Nick Bostrom at the Future of Humanity Institute Oxford University presented a bold idea in his 2013 paper called “The Simulation Argument“, stating that there is a high probability of us existing in a computer generated world. In the article, he tries to show that at least one of the following three propositions are true:
- All species within the Universe that reached our state of technological advancements go extinct before they reach technological maturity, in other words before they can create simulations of the Universe.
- All species within the Universe that are able to create simulations of the Universe, for some reason or another, decide not to.
- We are more certainly living in a computer simulation.
Now, are you ready for some math? Let’s calculate the probabilities.
Hypothesis: If there is at least one single civilization in the entire Universe that’s technological advanced enough to make video games as complex as the Universe, then you are probably in one.

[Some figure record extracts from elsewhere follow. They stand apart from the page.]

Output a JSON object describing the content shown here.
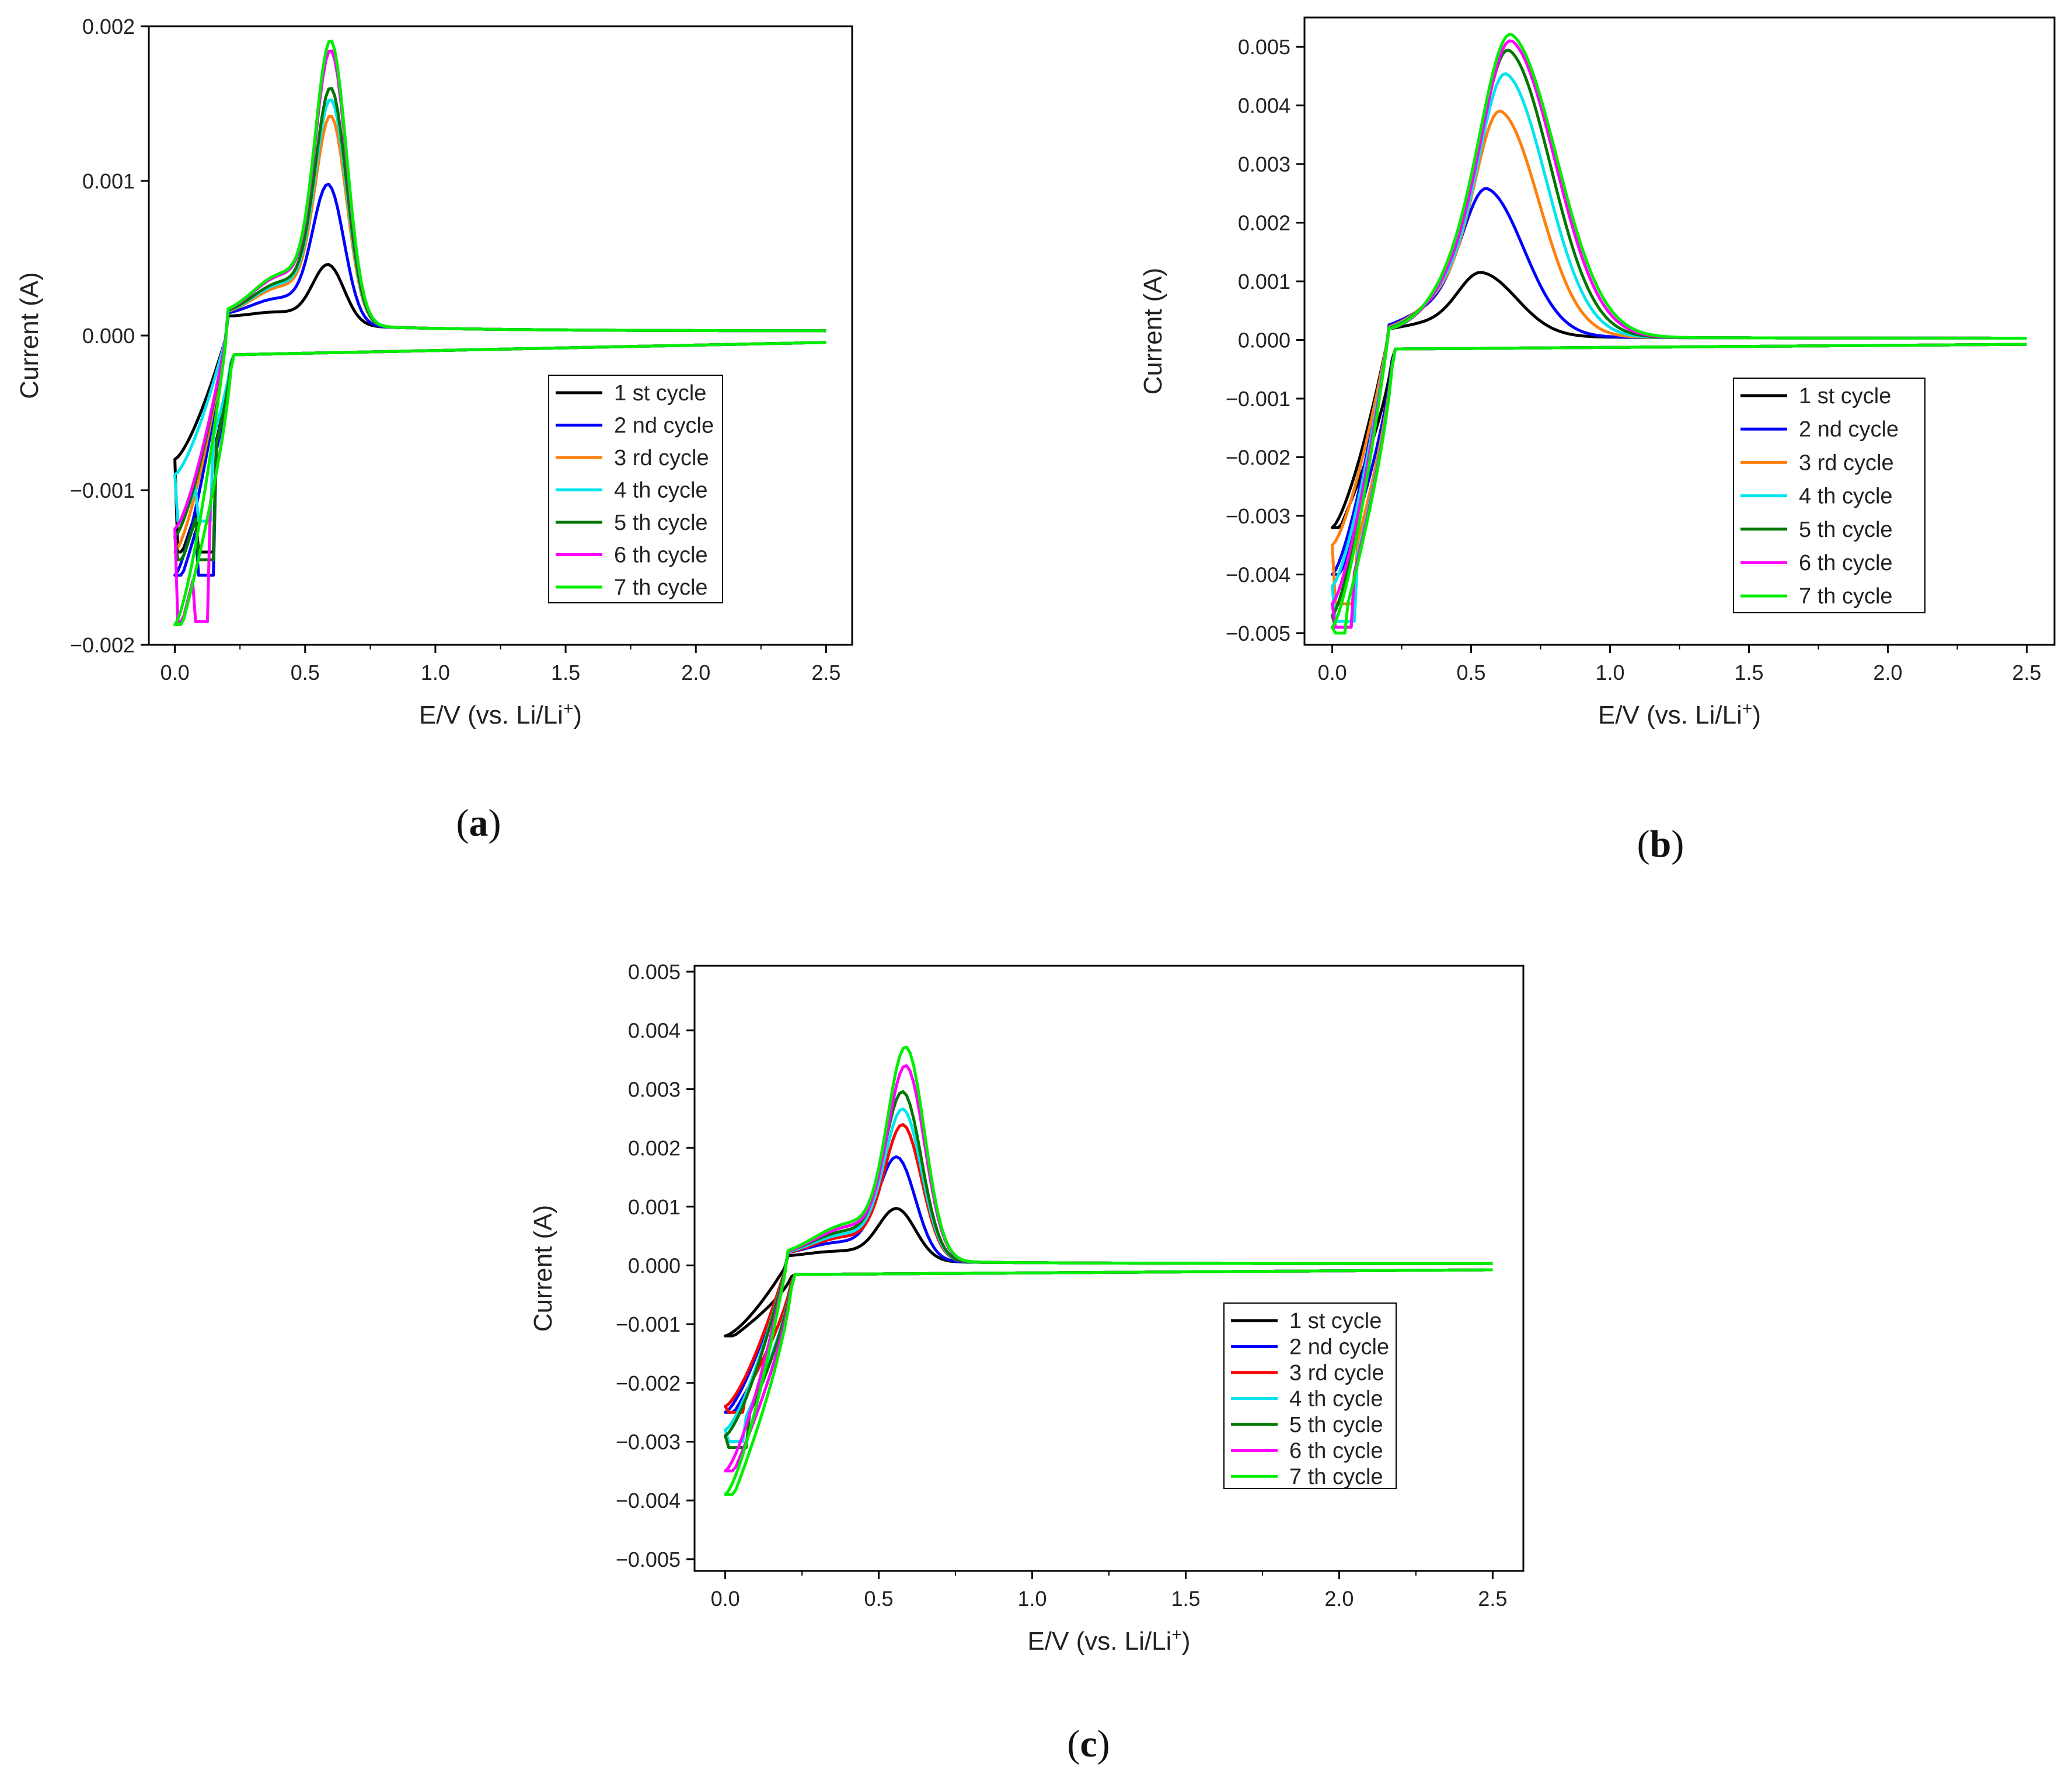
{
  "chart_data": [
    {
      "panel": "a",
      "type": "line",
      "title": "",
      "xlabel": "E/V (vs. Li/Li",
      "xlabel_sup": "+",
      "xlabel_end": ")",
      "ylabel": "Current (A)",
      "xlim": [
        -0.1,
        2.6
      ],
      "ylim": [
        -0.002,
        0.002
      ],
      "xticks": [
        0.0,
        0.5,
        1.0,
        1.5,
        2.0,
        2.5
      ],
      "xtick_labels": [
        "0.0",
        "0.5",
        "1.0",
        "1.5",
        "2.0",
        "2.5"
      ],
      "yticks": [
        -0.002,
        -0.001,
        0.0,
        0.001,
        0.002
      ],
      "ytick_labels": [
        "−0.002",
        "−0.001",
        "0.000",
        "0.001",
        "0.002"
      ],
      "legend_position": "center-right",
      "series": [
        {
          "name": "1 st cycle",
          "color": "#000000",
          "peak_ox": 0.00037,
          "peak_x": 0.59,
          "cath_min": -0.0014,
          "cath_x": 0.12,
          "start": -0.0008
        },
        {
          "name": "2 nd cycle",
          "color": "#0000ff",
          "peak_ox": 0.00086,
          "peak_x": 0.59,
          "cath_min": -0.00155,
          "cath_x": 0.12,
          "start": -0.00155
        },
        {
          "name": "3 rd cycle",
          "color": "#ff7f0e",
          "peak_ox": 0.00128,
          "peak_x": 0.6,
          "cath_min": -0.00145,
          "cath_x": 0.12,
          "start": -0.0014
        },
        {
          "name": "4 th cycle",
          "color": "#00e5ee",
          "peak_ox": 0.00138,
          "peak_x": 0.6,
          "cath_min": -0.0012,
          "cath_x": 0.11,
          "start": -0.0009
        },
        {
          "name": "5 th cycle",
          "color": "#007700",
          "peak_ox": 0.00145,
          "peak_x": 0.6,
          "cath_min": -0.00145,
          "cath_x": 0.12,
          "start": -0.0013
        },
        {
          "name": "6 th cycle",
          "color": "#ff00ff",
          "peak_ox": 0.00168,
          "peak_x": 0.6,
          "cath_min": -0.00185,
          "cath_x": 0.1,
          "start": -0.00125
        },
        {
          "name": "7 th cycle",
          "color": "#00ee00",
          "peak_ox": 0.00174,
          "peak_x": 0.6,
          "cath_min": -0.00187,
          "cath_x": 0.0,
          "start": -0.00187
        }
      ]
    },
    {
      "panel": "b",
      "type": "line",
      "title": "",
      "xlabel": "E/V (vs. Li/Li",
      "xlabel_sup": "+",
      "xlabel_end": ")",
      "ylabel": "Current (A)",
      "xlim": [
        -0.1,
        2.6
      ],
      "ylim": [
        -0.0052,
        0.0055
      ],
      "xticks": [
        0.0,
        0.5,
        1.0,
        1.5,
        2.0,
        2.5
      ],
      "xtick_labels": [
        "0.0",
        "0.5",
        "1.0",
        "1.5",
        "2.0",
        "2.5"
      ],
      "yticks": [
        -0.005,
        -0.004,
        -0.003,
        -0.002,
        -0.001,
        0.0,
        0.001,
        0.002,
        0.003,
        0.004,
        0.005
      ],
      "ytick_labels": [
        "−0.005",
        "−0.004",
        "−0.003",
        "−0.002",
        "−0.001",
        "0.000",
        "0.001",
        "0.002",
        "0.003",
        "0.004",
        "0.005"
      ],
      "legend_position": "center-right",
      "series": [
        {
          "name": "1 st cycle",
          "color": "#000000",
          "peak_ox": 0.00102,
          "peak_x": 0.54,
          "cath_min": -0.0032,
          "cath_x": 0.0,
          "start": -0.0032
        },
        {
          "name": "2 nd cycle",
          "color": "#0000ff",
          "peak_ox": 0.00237,
          "peak_x": 0.56,
          "cath_min": -0.004,
          "cath_x": 0.0,
          "start": -0.004
        },
        {
          "name": "3 rd cycle",
          "color": "#ff7f0e",
          "peak_ox": 0.00362,
          "peak_x": 0.61,
          "cath_min": -0.0045,
          "cath_x": 0.06,
          "start": -0.0035
        },
        {
          "name": "4 th cycle",
          "color": "#00e5ee",
          "peak_ox": 0.00422,
          "peak_x": 0.63,
          "cath_min": -0.0048,
          "cath_x": 0.05,
          "start": -0.0042
        },
        {
          "name": "5 th cycle",
          "color": "#007700",
          "peak_ox": 0.0046,
          "peak_x": 0.64,
          "cath_min": -0.0049,
          "cath_x": 0.04,
          "start": -0.0047
        },
        {
          "name": "6 th cycle",
          "color": "#ff00ff",
          "peak_ox": 0.00475,
          "peak_x": 0.65,
          "cath_min": -0.0049,
          "cath_x": 0.04,
          "start": -0.0045
        },
        {
          "name": "7 th cycle",
          "color": "#00ee00",
          "peak_ox": 0.00485,
          "peak_x": 0.65,
          "cath_min": -0.005,
          "cath_x": 0.02,
          "start": -0.0049
        }
      ]
    },
    {
      "panel": "c",
      "type": "line",
      "title": "",
      "xlabel": "E/V (vs. Li/Li",
      "xlabel_sup": "+",
      "xlabel_end": ")",
      "ylabel": "Current (A)",
      "xlim": [
        -0.1,
        2.6
      ],
      "ylim": [
        -0.0052,
        0.0051
      ],
      "xticks": [
        0.0,
        0.5,
        1.0,
        1.5,
        2.0,
        2.5
      ],
      "xtick_labels": [
        "0.0",
        "0.5",
        "1.0",
        "1.5",
        "2.0",
        "2.5"
      ],
      "yticks": [
        -0.005,
        -0.004,
        -0.003,
        -0.002,
        -0.001,
        0.0,
        0.001,
        0.002,
        0.003,
        0.004,
        0.005
      ],
      "ytick_labels": [
        "−0.005",
        "−0.004",
        "−0.003",
        "−0.002",
        "−0.001",
        "0.000",
        "0.001",
        "0.002",
        "0.003",
        "0.004",
        "0.005"
      ],
      "legend_position": "center-right",
      "series": [
        {
          "name": "1 st cycle",
          "color": "#000000",
          "peak_ox": 0.00085,
          "peak_x": 0.56,
          "cath_min": -0.0012,
          "cath_x": 0.0,
          "start": -0.0012
        },
        {
          "name": "2 nd cycle",
          "color": "#0000ff",
          "peak_ox": 0.00168,
          "peak_x": 0.56,
          "cath_min": -0.0025,
          "cath_x": 0.0,
          "start": -0.0025
        },
        {
          "name": "3 rd cycle",
          "color": "#ff0000",
          "peak_ox": 0.0022,
          "peak_x": 0.58,
          "cath_min": -0.0025,
          "cath_x": 0.03,
          "start": -0.0024
        },
        {
          "name": "4 th cycle",
          "color": "#00e5ee",
          "peak_ox": 0.00245,
          "peak_x": 0.58,
          "cath_min": -0.003,
          "cath_x": 0.03,
          "start": -0.0028
        },
        {
          "name": "5 th cycle",
          "color": "#007700",
          "peak_ox": 0.00273,
          "peak_x": 0.58,
          "cath_min": -0.0031,
          "cath_x": 0.04,
          "start": -0.0029
        },
        {
          "name": "6 th cycle",
          "color": "#ff00ff",
          "peak_ox": 0.00315,
          "peak_x": 0.59,
          "cath_min": -0.0035,
          "cath_x": 0.0,
          "start": -0.0035
        },
        {
          "name": "7 th cycle",
          "color": "#00ee00",
          "peak_ox": 0.00345,
          "peak_x": 0.59,
          "cath_min": -0.0039,
          "cath_x": 0.0,
          "start": -0.0039
        }
      ]
    }
  ],
  "panel_labels": [
    {
      "open": "(",
      "letter": "a",
      "close": ")"
    },
    {
      "open": "(",
      "letter": "b",
      "close": ")"
    },
    {
      "open": "(",
      "letter": "c",
      "close": ")"
    }
  ]
}
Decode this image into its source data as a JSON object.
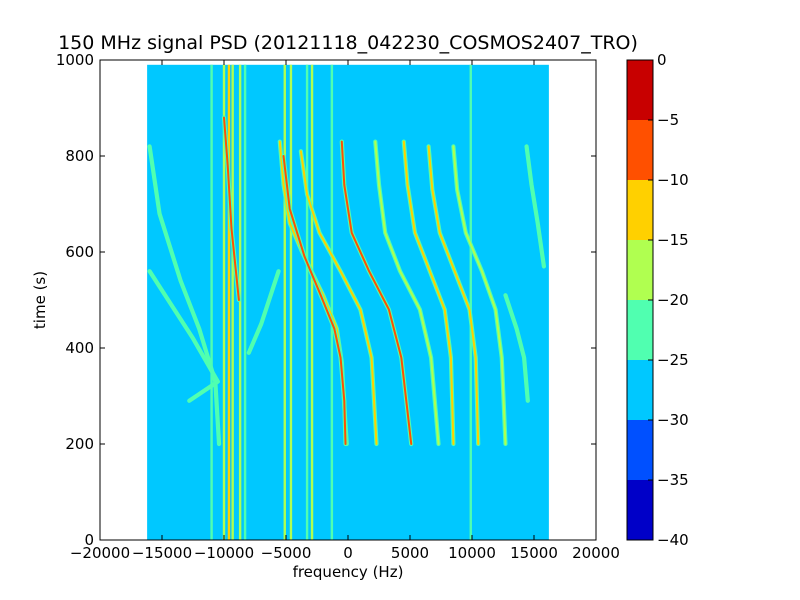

Demonstration: Many computer engineers believe that the video games will be able to create advanced simulations of the reality in the next few decades. Even if that’s not true and these simulations we’ll be made in 500 years from now, it’s still a small period of time compared to the age of the Universe. Considering how many species could be out there, some of them could be from 1000 to 1,000,000 to 1,000,000,000 more advanced technologically than we are right now. How many individual simulations are they creating? If there is life in outer space and they are more technologically advanced than we are, then we are looking at a very large number of Universe simulations. The only probable scenario in which these Universe simulations does not exist is when each civilization in the Universe decides not create such simulations or they just go extinct before they reach that level. If just one single species on one planet in our entire Universe is technologically advanced enough to create these types of virtual realities, chances are you are living in one right now.
The math is simple here.
Let’s say there is just one civilization out there and it has the knowledge of creating such simulations. They will probably make millions of them, just like the video games we are playing today (in 2008 there were around 90 million units of video game sold). So, we have millions and millions of simulations of the Universe, and one single real Universe. What’s the chance of us being in the real one? The answer is simple, close to zero. It is more thank likely that we live in a simulate reality.